When purchasing a development site, it is important to make sure that the site can be used for the purpose for which it is acquired. When it comes to easements, in theory a purchaser should not get any nasty surprises. However, overriding equitable easements can be hard to detect but can have costly consequences. What are they, what is their impact and how can the risk they present be minimised?

Types of easement

Legal easements must be noted on the title of the servient (ie burdened) land. An easement which is not noted on the title can only take effect as an equitable easement. The reason this matters is because of the way that they bind purchasers. A legal easement will bind all purchasers, regardless of whether they knew of it, whereas an equitable easement will only bind a purchaser who had knowledge. The problem with equitable easements is how “having knowledge” can be defined.

Equitable easements

There are three ways in which an equitable easement can bind a purchaser:

  1. If it has been protected on the Land Charges Register as a D(iii) land charge. The purchaser’s solicitors will search this register during the due diligence process so will uncover any such easement.
  2. If the purchaser actually knew of its existence (whether directly informed by the seller or the owner of the easement, or from its own investigations). Again, the purchaser here is not taken unawares.
  3. If the easement forms an “overriding interest” within the meaning of the Land Registration Act 2002 (“LRA”). This means that it overrides the sale/lease of the land and binds the purchaser even though it is not noted on the title. Here is where things get trickier.

Overriding interests

Overriding interests are a strictly limited category prescribed by the LRA. An equitable easement will override the sale only if:

  1. the easement was created before 13 October 2003;
  2. the servient land (ie the land being purchased) was registered on or before 13 October 2003; and
  3. the right was being “openly used and exercised” at the time of the sale.

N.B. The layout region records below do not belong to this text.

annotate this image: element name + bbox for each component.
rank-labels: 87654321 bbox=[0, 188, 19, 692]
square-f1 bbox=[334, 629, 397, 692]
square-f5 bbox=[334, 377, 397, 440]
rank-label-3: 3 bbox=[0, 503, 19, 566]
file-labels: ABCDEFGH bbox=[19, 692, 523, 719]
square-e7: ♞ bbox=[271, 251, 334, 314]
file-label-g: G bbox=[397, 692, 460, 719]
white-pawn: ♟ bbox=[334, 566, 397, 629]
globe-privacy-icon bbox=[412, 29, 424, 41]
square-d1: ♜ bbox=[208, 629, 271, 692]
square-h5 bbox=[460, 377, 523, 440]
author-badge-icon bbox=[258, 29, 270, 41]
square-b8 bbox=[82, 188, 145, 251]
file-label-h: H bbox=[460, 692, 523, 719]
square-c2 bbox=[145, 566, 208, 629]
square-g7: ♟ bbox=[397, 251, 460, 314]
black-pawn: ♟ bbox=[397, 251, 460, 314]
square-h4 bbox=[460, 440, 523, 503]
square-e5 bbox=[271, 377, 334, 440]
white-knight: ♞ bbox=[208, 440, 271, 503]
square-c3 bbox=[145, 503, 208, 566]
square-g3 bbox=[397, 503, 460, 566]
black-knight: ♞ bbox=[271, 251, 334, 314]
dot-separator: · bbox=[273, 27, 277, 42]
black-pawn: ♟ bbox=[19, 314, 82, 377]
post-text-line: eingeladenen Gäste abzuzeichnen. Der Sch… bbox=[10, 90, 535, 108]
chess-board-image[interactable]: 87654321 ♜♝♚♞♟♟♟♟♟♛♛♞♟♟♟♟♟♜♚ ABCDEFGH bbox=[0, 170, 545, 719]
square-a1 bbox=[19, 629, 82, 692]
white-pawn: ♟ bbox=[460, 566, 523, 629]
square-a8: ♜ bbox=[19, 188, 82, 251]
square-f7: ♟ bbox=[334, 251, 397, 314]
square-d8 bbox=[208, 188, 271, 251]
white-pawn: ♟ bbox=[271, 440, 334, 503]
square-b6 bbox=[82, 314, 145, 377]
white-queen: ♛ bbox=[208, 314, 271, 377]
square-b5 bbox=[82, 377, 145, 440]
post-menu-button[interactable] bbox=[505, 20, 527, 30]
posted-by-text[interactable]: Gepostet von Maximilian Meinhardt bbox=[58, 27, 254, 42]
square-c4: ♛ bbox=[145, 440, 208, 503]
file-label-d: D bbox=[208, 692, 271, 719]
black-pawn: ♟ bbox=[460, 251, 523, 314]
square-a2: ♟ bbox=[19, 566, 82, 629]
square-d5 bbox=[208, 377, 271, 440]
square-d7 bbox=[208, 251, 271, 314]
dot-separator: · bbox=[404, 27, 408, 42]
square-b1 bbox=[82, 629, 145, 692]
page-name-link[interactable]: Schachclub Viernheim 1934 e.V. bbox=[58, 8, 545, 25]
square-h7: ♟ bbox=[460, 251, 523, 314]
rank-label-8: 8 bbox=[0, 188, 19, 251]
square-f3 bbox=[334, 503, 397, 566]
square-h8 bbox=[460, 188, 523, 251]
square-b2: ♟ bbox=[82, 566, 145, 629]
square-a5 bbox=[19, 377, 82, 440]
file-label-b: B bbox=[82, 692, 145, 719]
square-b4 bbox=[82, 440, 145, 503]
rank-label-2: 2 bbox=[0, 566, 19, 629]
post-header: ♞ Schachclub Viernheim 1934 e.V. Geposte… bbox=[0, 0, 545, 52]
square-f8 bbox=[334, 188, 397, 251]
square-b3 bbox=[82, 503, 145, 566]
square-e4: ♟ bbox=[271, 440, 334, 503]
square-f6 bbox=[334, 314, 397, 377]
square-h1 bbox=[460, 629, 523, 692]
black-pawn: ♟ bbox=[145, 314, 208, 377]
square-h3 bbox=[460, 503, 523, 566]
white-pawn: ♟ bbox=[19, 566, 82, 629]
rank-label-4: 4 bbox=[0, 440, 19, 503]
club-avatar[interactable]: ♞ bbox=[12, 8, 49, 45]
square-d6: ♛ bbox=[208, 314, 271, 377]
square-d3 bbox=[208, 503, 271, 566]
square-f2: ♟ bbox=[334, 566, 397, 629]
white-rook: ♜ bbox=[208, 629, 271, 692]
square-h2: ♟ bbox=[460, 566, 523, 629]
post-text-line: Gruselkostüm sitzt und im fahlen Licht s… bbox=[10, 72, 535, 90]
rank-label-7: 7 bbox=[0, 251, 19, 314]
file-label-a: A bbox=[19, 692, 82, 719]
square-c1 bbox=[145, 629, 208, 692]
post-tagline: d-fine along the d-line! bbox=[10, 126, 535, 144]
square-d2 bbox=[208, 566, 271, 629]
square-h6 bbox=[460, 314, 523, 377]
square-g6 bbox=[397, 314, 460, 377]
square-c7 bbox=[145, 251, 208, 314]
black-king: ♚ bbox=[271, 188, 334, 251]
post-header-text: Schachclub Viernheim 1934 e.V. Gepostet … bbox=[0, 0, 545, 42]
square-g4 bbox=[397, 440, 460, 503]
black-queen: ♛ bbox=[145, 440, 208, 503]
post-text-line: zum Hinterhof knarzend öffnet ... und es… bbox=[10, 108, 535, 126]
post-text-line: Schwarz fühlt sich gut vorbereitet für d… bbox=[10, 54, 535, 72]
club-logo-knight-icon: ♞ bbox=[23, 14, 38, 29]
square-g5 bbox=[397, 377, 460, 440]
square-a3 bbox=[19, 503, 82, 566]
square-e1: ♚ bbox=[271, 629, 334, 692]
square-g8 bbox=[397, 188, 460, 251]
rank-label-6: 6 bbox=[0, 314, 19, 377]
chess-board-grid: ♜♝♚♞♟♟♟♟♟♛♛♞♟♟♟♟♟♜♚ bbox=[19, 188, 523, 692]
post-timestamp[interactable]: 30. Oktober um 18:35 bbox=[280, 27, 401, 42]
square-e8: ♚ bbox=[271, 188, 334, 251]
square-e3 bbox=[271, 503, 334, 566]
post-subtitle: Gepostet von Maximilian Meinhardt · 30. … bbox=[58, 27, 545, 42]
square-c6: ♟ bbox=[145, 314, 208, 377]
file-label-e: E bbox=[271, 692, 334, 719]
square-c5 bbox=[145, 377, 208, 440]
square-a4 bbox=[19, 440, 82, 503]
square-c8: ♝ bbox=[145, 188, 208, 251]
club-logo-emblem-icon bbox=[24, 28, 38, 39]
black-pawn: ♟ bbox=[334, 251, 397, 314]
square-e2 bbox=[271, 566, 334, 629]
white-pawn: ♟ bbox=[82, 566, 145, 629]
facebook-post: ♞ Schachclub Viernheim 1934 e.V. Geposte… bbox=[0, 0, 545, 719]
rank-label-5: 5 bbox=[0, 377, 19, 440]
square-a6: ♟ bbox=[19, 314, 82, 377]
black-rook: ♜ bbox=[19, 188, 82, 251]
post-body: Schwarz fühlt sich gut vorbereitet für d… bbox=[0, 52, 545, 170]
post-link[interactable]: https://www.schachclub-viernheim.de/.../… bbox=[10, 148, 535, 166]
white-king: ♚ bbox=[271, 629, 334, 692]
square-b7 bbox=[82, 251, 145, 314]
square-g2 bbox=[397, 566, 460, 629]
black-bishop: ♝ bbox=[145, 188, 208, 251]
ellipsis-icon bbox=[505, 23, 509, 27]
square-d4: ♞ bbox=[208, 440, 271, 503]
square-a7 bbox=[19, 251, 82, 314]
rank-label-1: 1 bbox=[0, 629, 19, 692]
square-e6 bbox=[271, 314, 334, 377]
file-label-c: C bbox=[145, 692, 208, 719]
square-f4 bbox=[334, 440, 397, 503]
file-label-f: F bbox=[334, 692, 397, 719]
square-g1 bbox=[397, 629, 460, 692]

The danger is that an easement, such as a right of way benefiting a neighbour, can be created by prescription (use for a period of 20 years) with no need for any paperwork or notification whatsoever. If it arose pre-2003 it could bind a purchaser, even one who did not know of its existence. The “openly used and exercised” requirement is objective. It does not matter that the purchaser did not spot it, only that they could have spotted it if they had looked.

The implication of overriding equitable easements should not be underestimated. In a worst case scenario, an overriding equitable easement may be fundamentally incompatible with the developer’s plans for the site: a right of way may run straight through the middle of a proposed block of housing, for example. In areas where the neighbouring plots of land may not have changed hands for many years, the neighbours will be the only parties who can provide testimony as to the historic use of their property, and the developer may not be able to disprove their assertions that the easement had arisen prior to October 2003 and has been used ever since. The developer may have little choice but to negotiate with the owner of the easement for a release of the right in question, and this could prove expensive.

What can a purchaser do?

Developers should inspect the land very carefully prior to purchase. An easement does not have to be in use 24/7 to be “openly exercised and enjoyed”. Is there any hint that the land may be subject to another party’s right of way, drainage, light, storage or support? Are there any passageways or ditches which appear to cross over into neighbouring land? How does the neighbour access their land (this may not be the same as how they are supposed to access their land)? Are items left on the land which do not belong to the seller, and how long have they been there?

It would be wise to take copious photographs during the pre-purchase inspection, as it may be the only evidence the developer has to contradict any assertions by the neighbour. Make extensive enquiries of the seller too. If the site is too difficult, large or complex to inspect thoroughly, set aside some funds for dealing with any unexpected neighbouring rights.